Night sweats and heart palpitations
‘I went to see a GP because I thought I was run down. It was having a real impact on my life. I’d stopped competitive riding, but I was still trying to work and be active and do my day job. I had night sweats; I’d be shivering; I’d be woken up with heart palpitations, which was really unnerving.
‘The GP ordered blood tests and everything came back negative. Further down the line, I was tested for Lyme disease, connective-tissue disorders, Addison’s disease – but nobody even mentioned menopause or perimenopause.
‘I said to the doctor that I thought it was my hormones – that I thought my estrogen and testosterone were low – and asked if I could be tested for that. He couldn’t even look at me. He turned away and said I’d have to talk to someone who knew something about that.
‘At this stage I was really struggling. This wasn’t like a cold or flu, something that would go away in a few weeks. It was constant.
‘I saw another GP and she gave me HRT. But I wasn’t given any information about it. She asked me if I wanted patches, gel or tablets. How was I supposed to know? I said I’d try tablets, so she wrote the prescription and off I went.
‘Within three or four days, my temperature had come down, my dizziness and nausea had gone and I thought, ‘Thank God, it’s worked’. But after several months, the symptoms came back again – and my muscles ached, brain fog crept in and I felt utterly exhausted all the time. I went back to the GP. I had done some research and now knew I needed body-identical HRT – and a much higher dose.
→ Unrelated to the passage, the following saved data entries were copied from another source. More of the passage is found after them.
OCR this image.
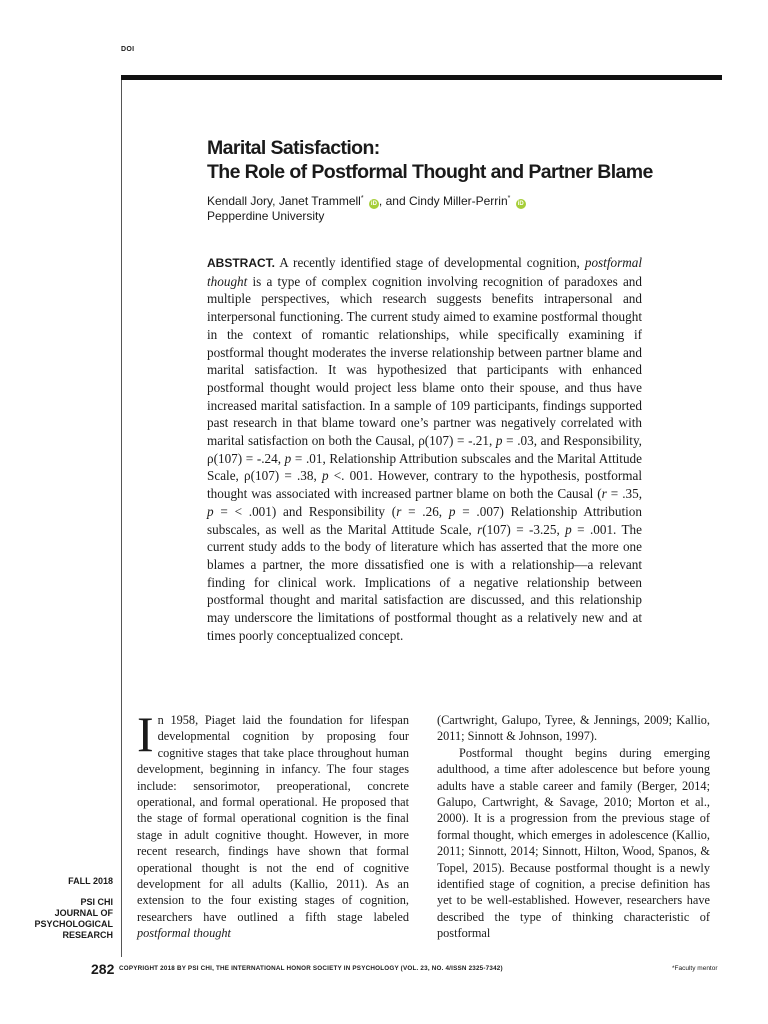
DOI
Marital Satisfaction:
The Role of Postformal Thought and Partner Blame
Kendall Jory, Janet Trammell* iD , and Cindy Miller-Perrin* iD
Pepperdine University
ABSTRACT. A recently identified stage of developmental cognition, postformal thought is a type of complex cognition involving recognition of paradoxes and multiple perspectives, which research suggests benefits intrapersonal and interpersonal functioning. The current study aimed to examine postformal thought in the context of romantic relationships, while specifically examining if postformal thought moderates the inverse relationship between partner blame and marital satisfaction. It was hypothesized that participants with enhanced postformal thought would project less blame onto their spouse, and thus have increased marital satisfaction. In a sample of 109 participants, findings supported past research in that blame toward one’s partner was negatively correlated with marital satisfaction on both the Causal, ρ(107) = -.21, p = .03, and Responsibility, ρ(107) = -.24, p = .01, Relationship Attribution subscales and the Marital Attitude Scale, ρ(107) = .38, p <. 001. However, contrary to the hypothesis, postformal thought was associated with increased partner blame on both the Causal (r = .35, p = < .001) and Responsibility (r = .26, p = .007) Relationship Attribution subscales, as well as the Marital Attitude Scale, r(107) = -3.25, p = .001. The current study adds to the body of literature which has asserted that the more one blames a partner, the more dissatisfied one is with a relationship—a relevant finding for clinical work. Implications of a negative relationship between postformal thought and marital satisfaction are discussed, and this relationship may underscore the limitations of postformal thought as a relatively new and at times poorly conceptualized concept.
In 1958, Piaget laid the foundation for lifespan developmental cognition by proposing four cognitive stages that take place throughout human development, beginning in infancy. The four stages include: sensorimotor, preoperational, concrete operational, and formal operational. He proposed that the stage of formal operational cognition is the final stage in adult cognitive thought. However, in more recent research, findings have shown that formal operational thought is not the end of cognitive development for all adults (Kallio, 2011). As an extension to the four existing stages of cognition, researchers have outlined a fifth stage labeled postformal thought
(Cartwright, Galupo, Tyree, & Jennings, 2009; Kallio, 2011; Sinnott & Johnson, 1997).
Postformal thought begins during emerging adulthood, a time after adolescence but before young adults have a stable career and family (Berger, 2014; Galupo, Cartwright, & Savage, 2010; Morton et al., 2000). It is a progression from the previous stage of formal thought, which emerges in adolescence (Kallio, 2011; Sinnott, 2014; Sinnott, Hilton, Wood, Spanos, & Topel, 2015). Because postformal thought is a newly identified stage of cognition, a precise definition has yet to be well-established. However, researchers have described the type of thinking characteristic of postformal
FALL 2018
PSI CHI
JOURNAL OF
PSYCHOLOGICAL
RESEARCH
282 COPYRIGHT 2018 BY PSI CHI, THE INTERNATIONAL HONOR SOCIETY IN PSYCHOLOGY (VOL. 23, NO. 4/ISSN 2325-7342)	*Faculty mentor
‘My life changed when I watched a menopause documentary and found a menopause specialist. I had to wait three months for the appointment and by that time I had been diagnosed with chronic fatigue. I tried to carry on, and then I slipped a disc in my back. I couldn’t work – I couldn’t stay awake; I was at rock bottom.
Feeling listened to
‘When I got to the specialist menopause clinic, I finally felt listened to. They understood what was going on, and the help I needed. I was told to keep increasing the dose of the estrogen every two weeks until I felt better. I was on testosterone as well, and after several months, I felt great. All my symptoms had eased, the chronic fatigue had lifted, the brain fog had gone and I was back to teaching. It took longer to sort out the progestogen, but I feel brilliant.
Supporting others through their menopause
‘Now I volunteer at my local GP practice running menopause-support meetings. This isn’t just a meet-up-and-have-coffee thing – it’s a place where women can come and gain more knowledge about the menopause and how to deal with their symptoms with up-to-date medical information. I’ve also set up a Facebook group.
‘I’m very lucky to feel as good as I do now, but it hasn’t been without a fight. Women shouldn’t have to go through this. We’ve got to come out of the dark ages, and there’s still a long way to go.’